Thursday, December 2, 2010

What's so heroic about "heroic medicine?"

Heroes don't usually make you bleed or vomit. You'll never see Superman fight evil doers by lancing someone or forcing large doses of calomel down Lex Luther's throat.

And yet "heroic" was what medicine in the 18th and 19th centuries was called. At least the medicine practiced by so-called "regular" doctors through at least the mid-19th century (those who didn't practice heroic medicine were known as alternative or sectarian practitioners--or in unkinder moments, quacks).

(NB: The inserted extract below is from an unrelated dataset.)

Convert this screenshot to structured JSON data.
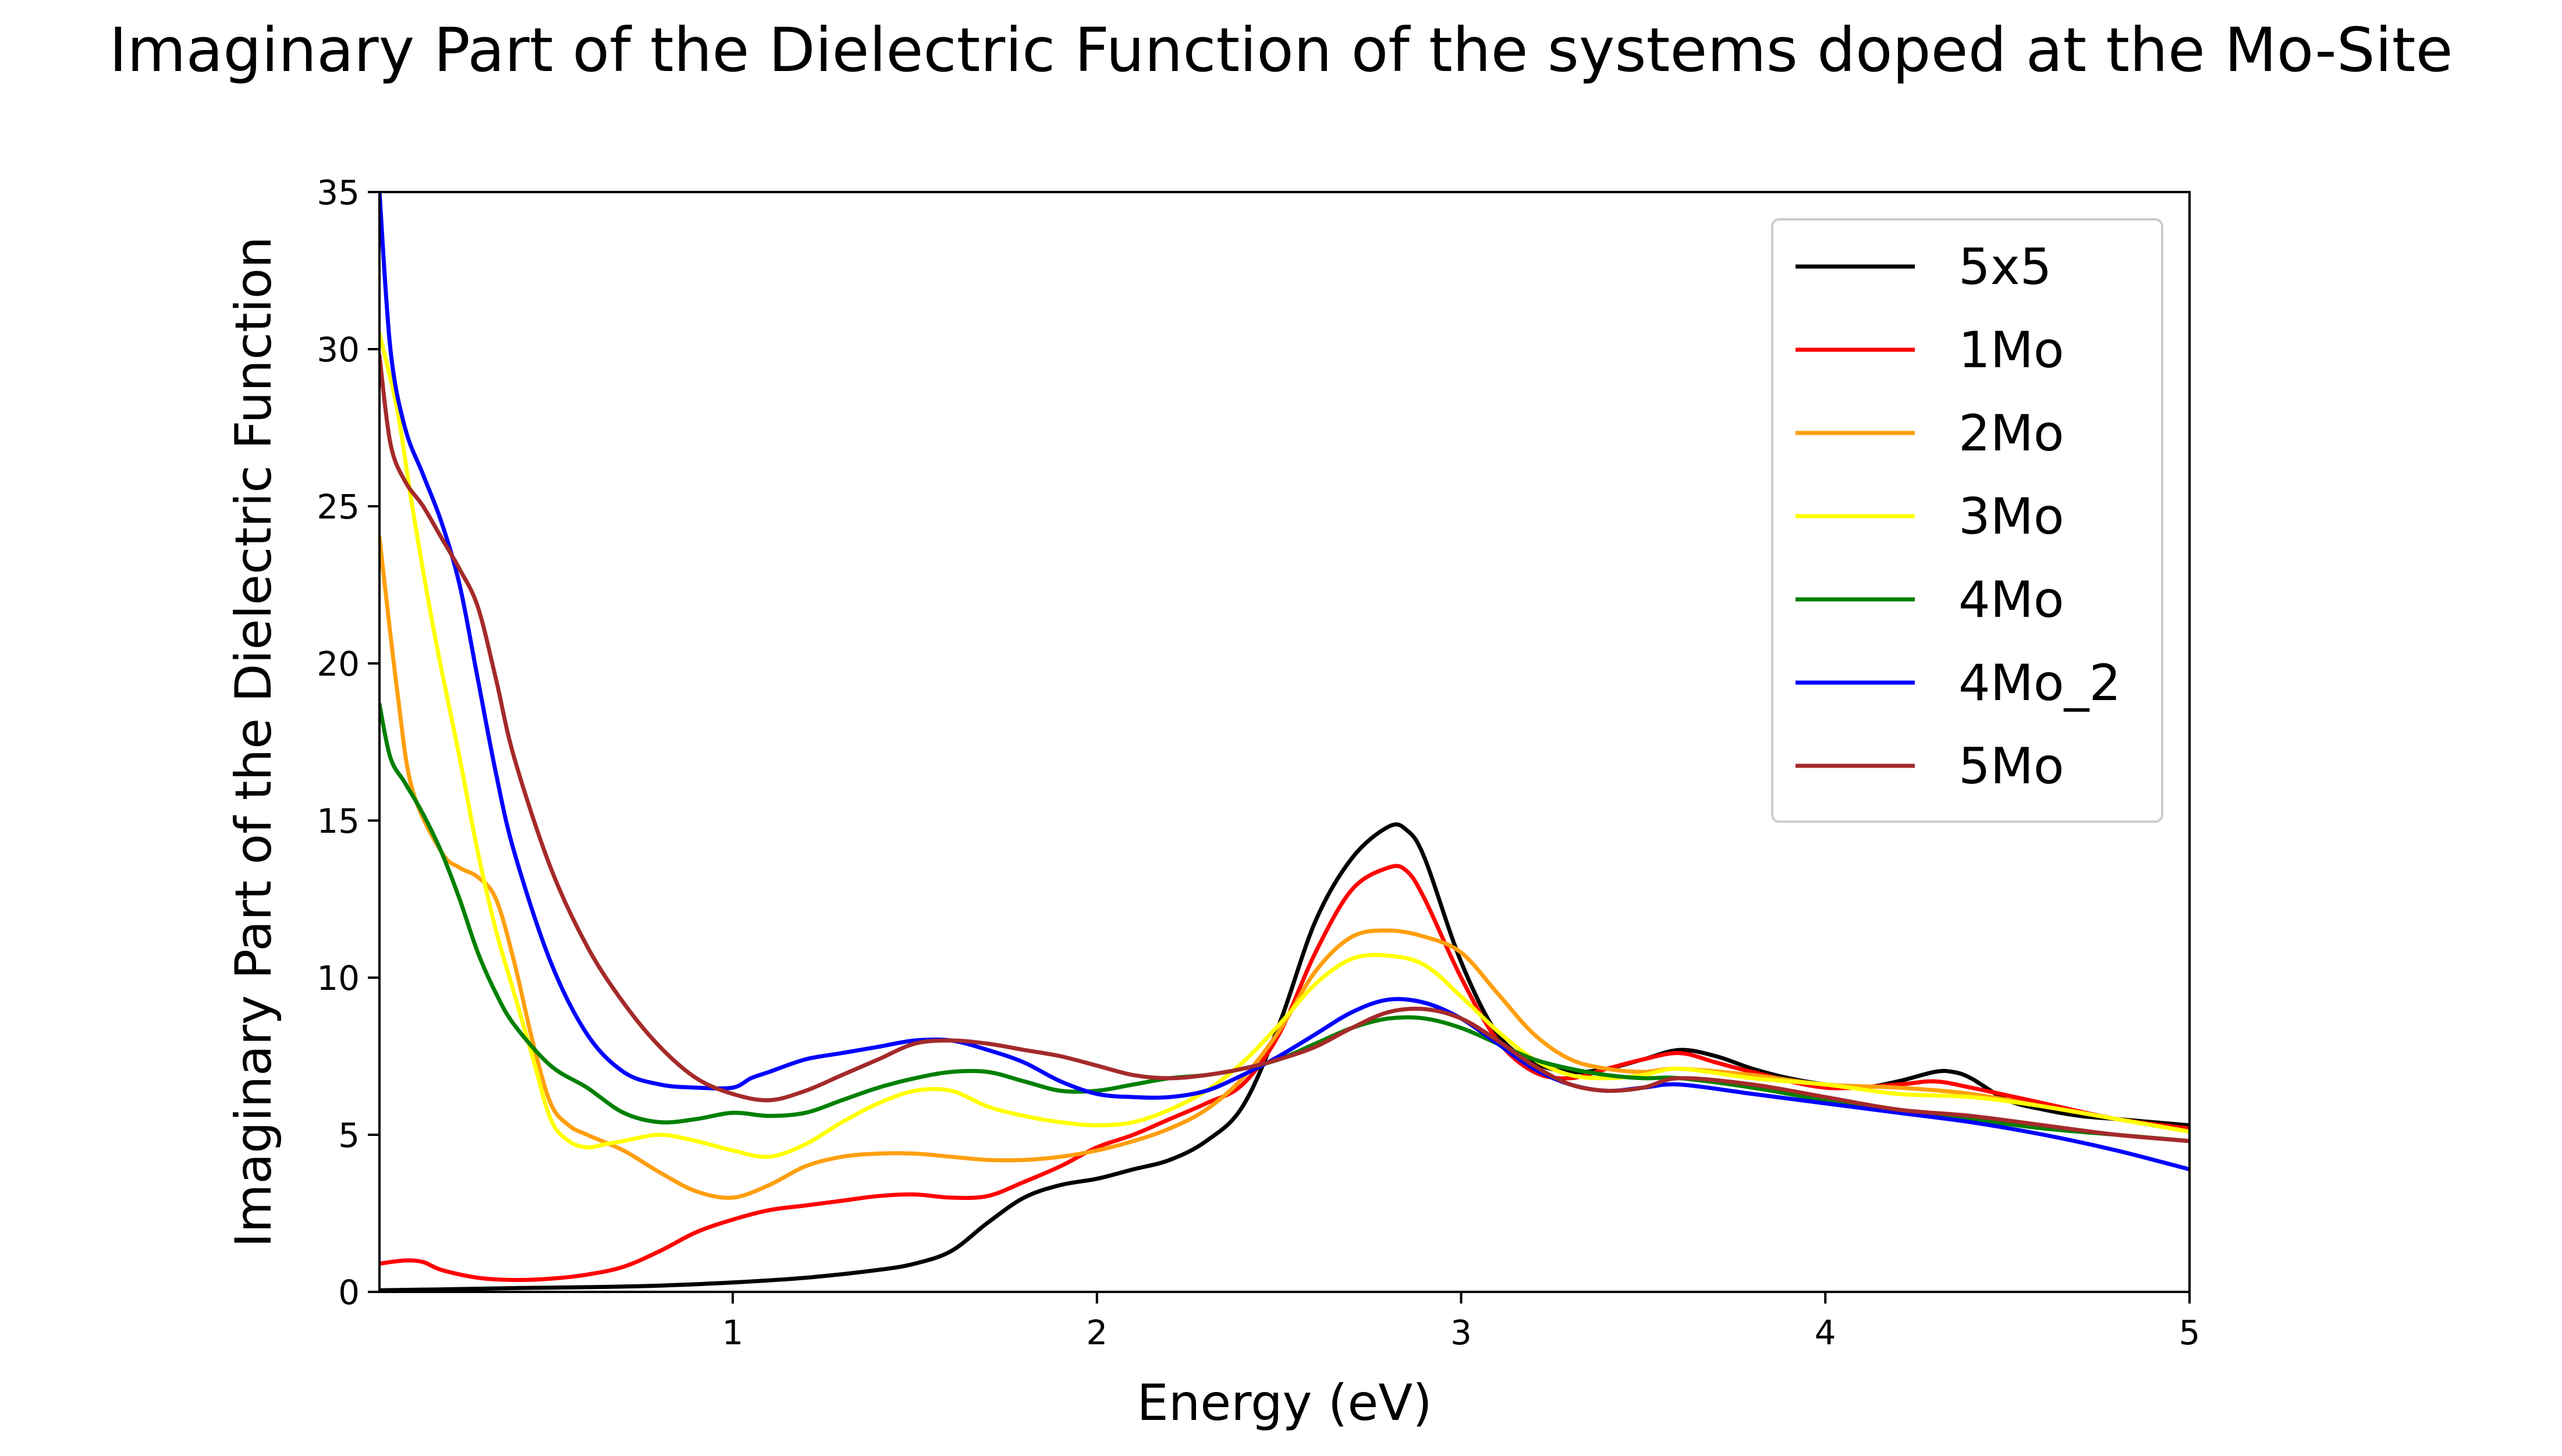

Heroic medicine consisted of bleeding, purging, leeching, blistering, and sweating patients to release disease. Calomel, mercurous chloride, was one of the most commonly used mineral concoctions, a harsh treatment that would induce vomiting and purging. At the time, most diseases were seen as systemic imbalances caused by something being either over- or under-stimulated in the body. Until the 1840s, most doctors believed that diseases overstimulated the body so most treatments involved lowering the overexcited patient back to a normal, healthy state. Bleeding often became the first "therapeutic" line of attack, being a seemingly easy way to get whatever disease was poisoning the system and knocking it out of balance back into place.

Heroic medicine gave clear evidence that it worked. Or at least that the treatment was doing something--and that something was often healing in of itself. People felt better just knowing that they were being treated, even if that treatment could sometimes kill them. It also gave the doctor the appearance of being in control of the situation. There's just something about doing that feels a whole lot better than waiting and watching for nature to run its course, as it often does in disease. The body is an amazing healing machine.

So why heroic? The word apparently comes from the large dosage size and effect of the therapies. They didn't just give you a bit of calomel. They gave you A LOT to produce a near instantaneous effect--which, in this instance, was mostly a lot of vomiting. According to the dictionary, "heroic" is "behavior that is bold and dramatic." These treatments certainly were bold and the results often dramatic if not always healing.

But they were also rather harsh and public outcry against them helped lead to their demise in the 19th century.